As Connecticut residents and those around the United States shed this mortal coil, an increasing number of them are choosingcremation rather than traditional burial.
Over the past decade, cremation has surpassed traditional burial as the method of choice for disposing of the human body after death.
The burial rate in Connecticut in 2010 was 53.8 percent, according to the Wisconsin-based National Funeral Directors Association. Burials represented 53.3 percent of all disposal of remains in the United States in 2010.
Next year, the burial rate in Connecticut is expected to drop to 37 percent, according to the NFDA. By 2040, cremation is expected to account for 82 percent.

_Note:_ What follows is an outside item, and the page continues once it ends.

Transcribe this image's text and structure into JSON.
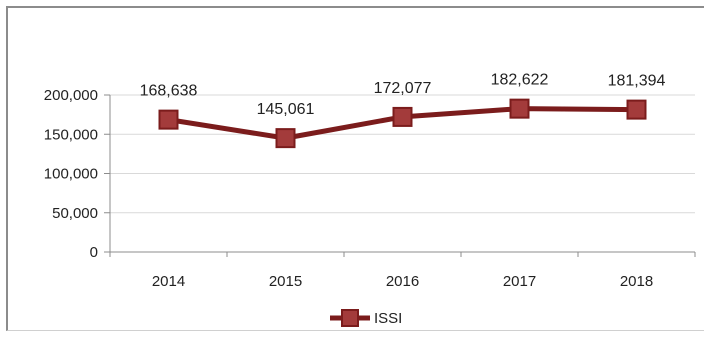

Officials with the trade association and local funeral directors differ on the reason for the surge in the cremation rate.
Mike Nicodemus, licensed funeral director and NFDA vice president of cremation services, said two of the main reasons for the continued rise in cremation rates are cost and the perceived environmental impact of traditional burials.

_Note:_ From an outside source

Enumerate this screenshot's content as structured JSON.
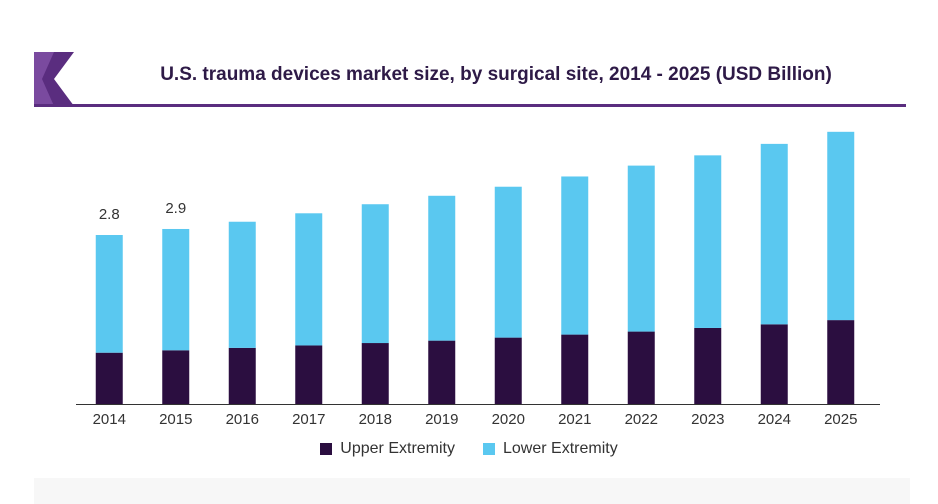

“Baby oomers have been a significant factor in this shift and their preferences will inform decisions made by the funeral profession for years to come,” Nicodemus said.
Ed Sheehy, president of the Riverview Funeral Home in Shelton and the Edward F. Adzima Funeral Home in Derby, said cremating a loved one rather than burying them offers flexibility as well as a cost saving. Sheehy also is president of the Connecticut Funeral Directors Association.
“Our society is so mobile these days and people who may be coming to pay their last respects live all over the country,” he said. “It allows for some options in terms of scheduling a memorial service or some other kind of remembrance.”
Sheehy said cremation also offers easier portability of the remains if the deceased requested to be buried in a distant location.
The primary cost savings associated with cremation comes through a reduction of cemetery costs.
“You can save between $5,000 and $10,000 in cemetery costs by not going with a traditional burial,” he said.
And that translates into a significant loss of revenue for cemetery operators over time.
One of the nation’s largest companies in that business, Texas-based Service Corporation International, told shareholders in 2015 that for every one percent of customers that chose cremation over traditional burial, the company takes a $10 million hit in revenue.
Some cemetery operators have responded by adding new fees. Sheehy said that in some cases, Connecticut cemeteries have added “second interment” fee for adding cremated remains to a plot where family members already are buried.
Dale Fiore, general manager of Evergreen Cemetery in New Haven and a past president of the Connecticut Cemetery Association, was not immediately available for comment on what the increase in cremations has meant to the trade group’s members.
Cremation offers a flexibility that extends beyond scheduling paying last respects to the deceased and the portability of ashes in an urn.
Urns now come in bio-degradable form that Sheehy said allows for burial at sea without a loved one’s ashes being blown away in a strong wind.
And at least three companies offer biodegradable urns that contain seeds that will allow ashes to become part of a memorial tree, although Sheehy said that accounts for only about one percent of the business at his two funeral homes.
A slightly more elaborate option is purchasing jewelry that has compartments to hold a portion of a loved one’s ashes, he said. That accounts for between 5 percent and 10 percent of the business at Sheehy’s funeral homes.
“Most people still just scatter their loved one’s ashes,” he said.